“Very well,” said Germain, who was preoccupied, but always ready to do his neighbor a service.
In our world, it would never occur to a mother to entrust a daughter of sixteen to a man of twenty-eight! for Germain was really only twenty-eight, and although, according to the ideas of his province, he was considered an old man so far as marriage was concerned, he was still the handsomest man in the neighborhood. Work had not furrowed and wrinkled his face, as is the case with most peasants who have ten years of ploughing behind them. He was strong enough to plough ten more years without looking old, and the prejudice of age must have been very strong in a young girl’s mind to prevent her remarking that Germain had a fresh complexion, a bright eye, blue as the heavens in May, ruddy lips, superb teeth, and a body as graceful and supple as that of a colt that has never left the pasture.
But chastity is a sacred tradition in certain country districts, far removed from the corrupt animation of large cities, and Maurice’s family was noted among all the families of Belair for uprightness, and fidelity to the truth. Germain was going in search of a wife; Marie was too young and too pure for him to think of her in that light, and, unless he was a heartless, bad man, it was impossible that he should have a guilty thought in connection with her. Pere Maurice was in no way disturbed, therefore, to see him take the pretty girl en croupe; La Guillette would have considered that she was insulting him if she had requested him to respect her as his sister. Marie mounted the mare, weeping bitterly, after she had kissed her mother and her young friends twenty times over. Germain, who was also in a melancholy mood, had the more sympathy with her grief, and rode away with a grave face, while the neighbors waved their hands in farewell to poor Marie, with no thought of evil to come.
VI
PETIT-PIERRE
Grise was young and strong and handsome. She carried her double load easily, putting back her ears and champing her bit like the proud, high-spirited mare she was. As they rode by the long pasture, she spied her mother—who was called Old Grise, as she was called Young Grise—and neighed an adieu. Old Grise approached the fence, making her hopples ring, tried to leap over into the road to follow her daughter; then, seeing that she started off at a fast trot, she neighed in her turn, and stood looking after her, pensive and disturbed in mind, with her nose in the air, and her mouth filled with grass which she forgot to eat.

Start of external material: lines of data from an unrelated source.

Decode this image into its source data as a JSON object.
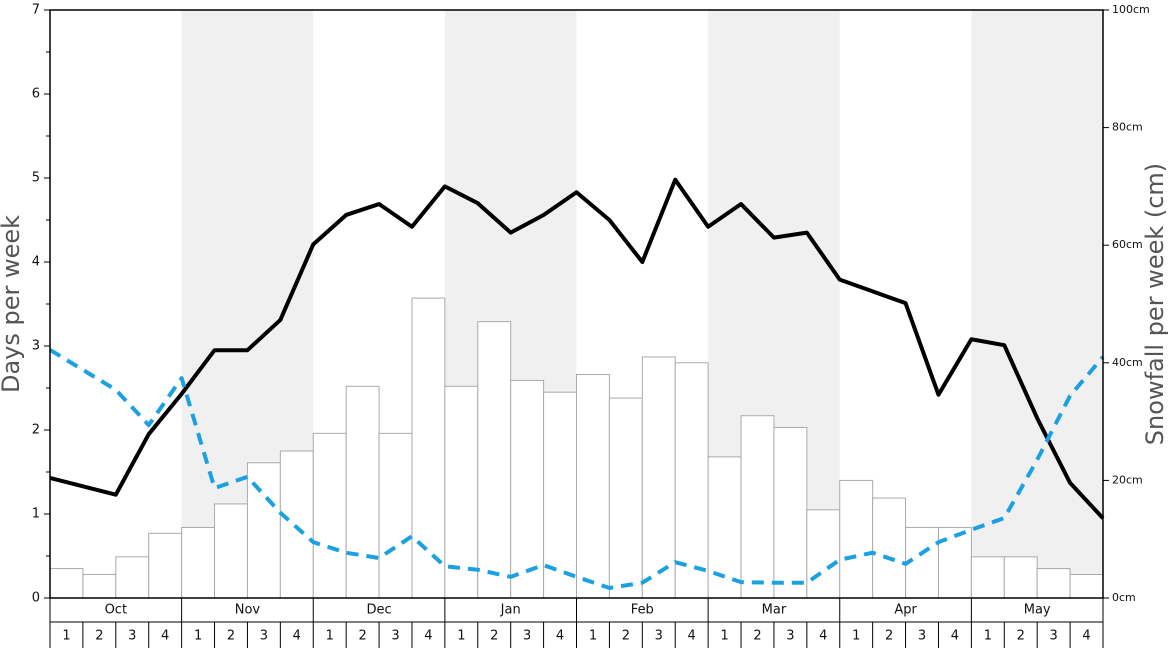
{
  "chart_data": {
    "type": "bar",
    "ylabel": "Days per week",
    "y2label": "Snowfall per week (cm)",
    "months": [
      "Oct",
      "Nov",
      "Dec",
      "Jan",
      "Feb",
      "Mar",
      "Apr",
      "May"
    ],
    "month_shaded": [
      false,
      true,
      false,
      true,
      false,
      true,
      false,
      true
    ],
    "week_labels": [
      "1",
      "2",
      "3",
      "4"
    ],
    "xlim": [
      0,
      32
    ],
    "ylim": [
      0,
      7
    ],
    "yticks": [
      0,
      1,
      2,
      3,
      4,
      5,
      6,
      7
    ],
    "y2lim": [
      0,
      100
    ],
    "y2ticks": [
      {
        "value": 0,
        "label": "0cm"
      },
      {
        "value": 20,
        "label": "20cm"
      },
      {
        "value": 40,
        "label": "40cm"
      },
      {
        "value": 60,
        "label": "60cm"
      },
      {
        "value": 80,
        "label": "80cm"
      },
      {
        "value": 100,
        "label": "100cm"
      }
    ],
    "bar_series": {
      "axis": "y2",
      "color": "#ffffff",
      "edge_color": "#aaaaaa",
      "values": [
        5,
        4,
        7,
        11,
        12,
        16,
        23,
        25,
        28,
        36,
        28,
        51,
        36,
        47,
        37,
        35,
        38,
        34,
        41,
        40,
        24,
        31,
        29,
        15,
        20,
        17,
        12,
        12,
        7,
        7,
        5,
        4
      ]
    },
    "series": [
      {
        "color": "#000000",
        "dashed": false,
        "x": [
          0,
          1,
          2,
          3,
          4,
          5,
          6,
          7,
          8,
          9,
          10,
          11,
          12,
          13,
          14,
          15,
          16,
          17,
          18,
          19,
          20,
          21,
          22,
          23,
          24,
          25,
          26,
          27,
          28,
          29,
          30,
          31,
          32
        ],
        "values": [
          1.43,
          1.33,
          1.23,
          1.95,
          2.43,
          2.95,
          2.95,
          3.31,
          4.21,
          4.56,
          4.69,
          4.42,
          4.9,
          4.7,
          4.35,
          4.56,
          4.83,
          4.5,
          4.0,
          4.98,
          4.42,
          4.69,
          4.29,
          4.35,
          3.79,
          3.65,
          3.51,
          2.42,
          3.08,
          3.01,
          2.14,
          1.37,
          0.95
        ]
      },
      {
        "color": "#1ba1e2",
        "dashed": true,
        "axis": "y2",
        "x": [
          0,
          1,
          2,
          3,
          4,
          5,
          6,
          7,
          8,
          9,
          10,
          11,
          12,
          13,
          14,
          15,
          16,
          17,
          18,
          19,
          20,
          21,
          22,
          23,
          24,
          25,
          26,
          27,
          28,
          29,
          30,
          31,
          32
        ],
        "values": [
          42.2,
          38.8,
          35.4,
          29.4,
          37.4,
          18.7,
          20.6,
          14.5,
          9.5,
          7.7,
          6.8,
          10.5,
          5.4,
          4.8,
          3.6,
          5.6,
          3.6,
          1.7,
          2.6,
          6.1,
          4.6,
          2.7,
          2.6,
          2.6,
          6.5,
          7.7,
          5.8,
          9.5,
          11.6,
          13.6,
          23.5,
          34.4,
          41.0
        ]
      }
    ]
  }
}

“The poor creature still knows her progeny,” said Germain to divert little Marie’s thoughts from her grief. “That makes me think that I didn’t kiss my Petit-Pierre before I started. The bad boy wasn’t there. Last night, he strove to make me promise to take him along, and he cried a good hour in his bed. This morning again he tried everything to persuade me. Oh! what a shrewd, wheedling little rascal he is! but when he saw that it couldn’t be, monsieur lost his temper: he went off into the fields, and I haven’t seen him all day.”